Kreatin ist eine körpereigene Aminosäure, die hauptsächlich in deinen Muskeln gespeichert wird – etwa 95 % davon befinden sich dort. Dein Körper stellt es selbst her, aus den Aminosäuren Arginin, Glycin und Methionin. Zusätzlich nimmst du es über Lebensmittel auf, vor allem über rotes Fleisch und Fisch.

Seine Hauptfunktion klingt fast ein bisschen langweilig, ist aber entscheidend: Kreatin hilft deinem Körper, Adenosintriphosphat – kurz ATP – schnell zu regenerieren. ATP ist der Treibstoff für kurze, explosive Bewegungen. Denk an einen Satz Kniebeugen oder einen Sprint zum Bus. Ohne ausreichend Kreatin läuft dieser Motor auf Sparflamme.

Warum solltest du das interessieren? Weil dein Körper bei intensiven Belastungen mehr Kreatin verbraucht, als er selbst nachproduzieren kann. Ein Supplement schließt genau diese Lücke – und zwar ohne Doping, ohne Nebenwirkungen, wenn du dich an die Dosierung hältst.

Kreatin und weiblicher Körper: Was die Forschung sagt

Jahrelang wurden Frauen in Supplement-Studien stiefmütterlich behandelt. Die Mehrheit der Teilnehmer war männlich, und Ergebnisse wurden einfach übertragen. Das hat sich geändert – zum Glück.

Forscher haben inzwischen gezielt untersucht, wie Frauen auf Kreatin reagieren. Eine Metaanalyse aus 2019, die mehrere hundert weibliche Probandinnen umfasste, fand heraus: Frauen bauen unter Kreatin-Supplementierung ähnlich viel Muskelkraft und -masse auf wie Männer. Der prozentuale Unterschied? Praktisch nicht vorhanden.

Besonders spannend finde ich die Ergebnisse einer Studie mit postmenopausalen Frauen: Nach 12 Wochen Krafttraining + Kreatin hatten sie messbar mehr Muskelmasse und bessere Knochenmineraldichte als die Gruppe, die nur trainierte.
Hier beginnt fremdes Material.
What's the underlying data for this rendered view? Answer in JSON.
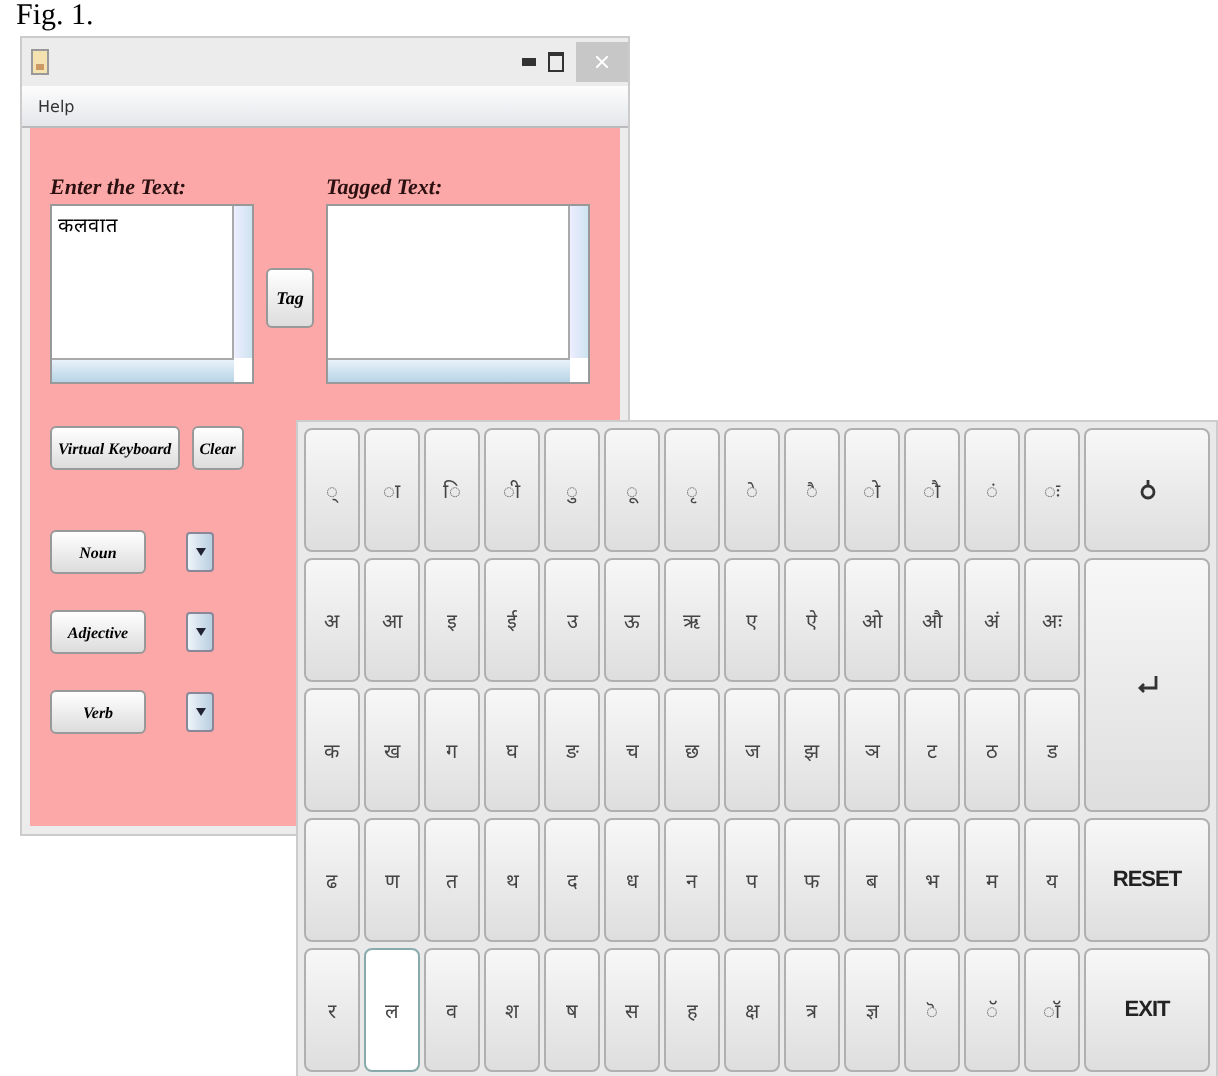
{
  "caption": "Fig. 1.",
  "window": {
    "menu": [
      "Help"
    ]
  },
  "input_label": "Enter the Text:",
  "input_value": "कलवात",
  "output_label": "Tagged Text:",
  "tag_button": "Tag",
  "buttons": [
    "Virtual Keyboard",
    "Clear"
  ],
  "tag_rows": [
    {
      "label": "Noun"
    },
    {
      "label": "Adjective"
    },
    {
      "label": "Verb"
    }
  ],
  "keyboard": {
    "rows": [
      [
        {
          "label": "्",
          "selected": false
        },
        {
          "label": "ा",
          "selected": false
        },
        {
          "label": "ि",
          "selected": false
        },
        {
          "label": "ी",
          "selected": false
        },
        {
          "label": "ु",
          "selected": false
        },
        {
          "label": "ू",
          "selected": false
        },
        {
          "label": "ृ",
          "selected": false
        },
        {
          "label": "े",
          "selected": false
        },
        {
          "label": "ै",
          "selected": false
        },
        {
          "label": "ो",
          "selected": false
        },
        {
          "label": "ौ",
          "selected": false
        },
        {
          "label": "ं",
          "selected": false
        },
        {
          "label": "ः",
          "selected": false
        }
      ],
      [
        {
          "label": "अ",
          "selected": false
        },
        {
          "label": "आ",
          "selected": false
        },
        {
          "label": "इ",
          "selected": false
        },
        {
          "label": "ई",
          "selected": false
        },
        {
          "label": "उ",
          "selected": false
        },
        {
          "label": "ऊ",
          "selected": false
        },
        {
          "label": "ऋ",
          "selected": false
        },
        {
          "label": "ए",
          "selected": false
        },
        {
          "label": "ऐ",
          "selected": false
        },
        {
          "label": "ओ",
          "selected": false
        },
        {
          "label": "औ",
          "selected": false
        },
        {
          "label": "अं",
          "selected": false
        },
        {
          "label": "अः",
          "selected": false
        }
      ],
      [
        {
          "label": "क",
          "selected": false
        },
        {
          "label": "ख",
          "selected": false
        },
        {
          "label": "ग",
          "selected": false
        },
        {
          "label": "घ",
          "selected": false
        },
        {
          "label": "ङ",
          "selected": false
        },
        {
          "label": "च",
          "selected": false
        },
        {
          "label": "छ",
          "selected": false
        },
        {
          "label": "ज",
          "selected": false
        },
        {
          "label": "झ",
          "selected": false
        },
        {
          "label": "ञ",
          "selected": false
        },
        {
          "label": "ट",
          "selected": false
        },
        {
          "label": "ठ",
          "selected": false
        },
        {
          "label": "ड",
          "selected": false
        }
      ],
      [
        {
          "label": "ढ",
          "selected": false
        },
        {
          "label": "ण",
          "selected": false
        },
        {
          "label": "त",
          "selected": false
        },
        {
          "label": "थ",
          "selected": false
        },
        {
          "label": "द",
          "selected": false
        },
        {
          "label": "ध",
          "selected": false
        },
        {
          "label": "न",
          "selected": false
        },
        {
          "label": "प",
          "selected": false
        },
        {
          "label": "फ",
          "selected": false
        },
        {
          "label": "ब",
          "selected": false
        },
        {
          "label": "भ",
          "selected": false
        },
        {
          "label": "म",
          "selected": false
        },
        {
          "label": "य",
          "selected": false
        }
      ],
      [
        {
          "label": "र",
          "selected": false
        },
        {
          "label": "ल",
          "selected": true
        },
        {
          "label": "व",
          "selected": false
        },
        {
          "label": "श",
          "selected": false
        },
        {
          "label": "ष",
          "selected": false
        },
        {
          "label": "स",
          "selected": false
        },
        {
          "label": "ह",
          "selected": false
        },
        {
          "label": "क्ष",
          "selected": false
        },
        {
          "label": "त्र",
          "selected": false
        },
        {
          "label": "ज्ञ",
          "selected": false
        },
        {
          "label": "ॆ",
          "selected": false
        },
        {
          "label": "ॅ",
          "selected": false
        },
        {
          "label": "ॉ",
          "selected": false
        }
      ]
    ],
    "side_keys": [
      {
        "kind": "symbol"
      },
      {
        "kind": "enter"
      },
      {
        "kind": "text",
        "label": "RESET"
      },
      {
        "kind": "text",
        "label": "EXIT"
      }
    ]
  }
}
Das ist kein kleines Detail, wenn du weißt, dass Osteoporose für viele Frauen ab 50 ein echtes Gesundheitsrisiko darstellt.

Ein Punkt, der oft unter den Tisch fällt: Kreatin scheint auch die kognitive Leistung zu unterstützen. In einer Studie mit vegetarischen Frauen verbesserten sich Merkfähigkeit und Reaktionszeit signifikant – vermutlich, weil das Gehirn ebenfalls auf ATP angewiesen ist und bei höherer Kreatin-Konzentration effizienter arbeitet.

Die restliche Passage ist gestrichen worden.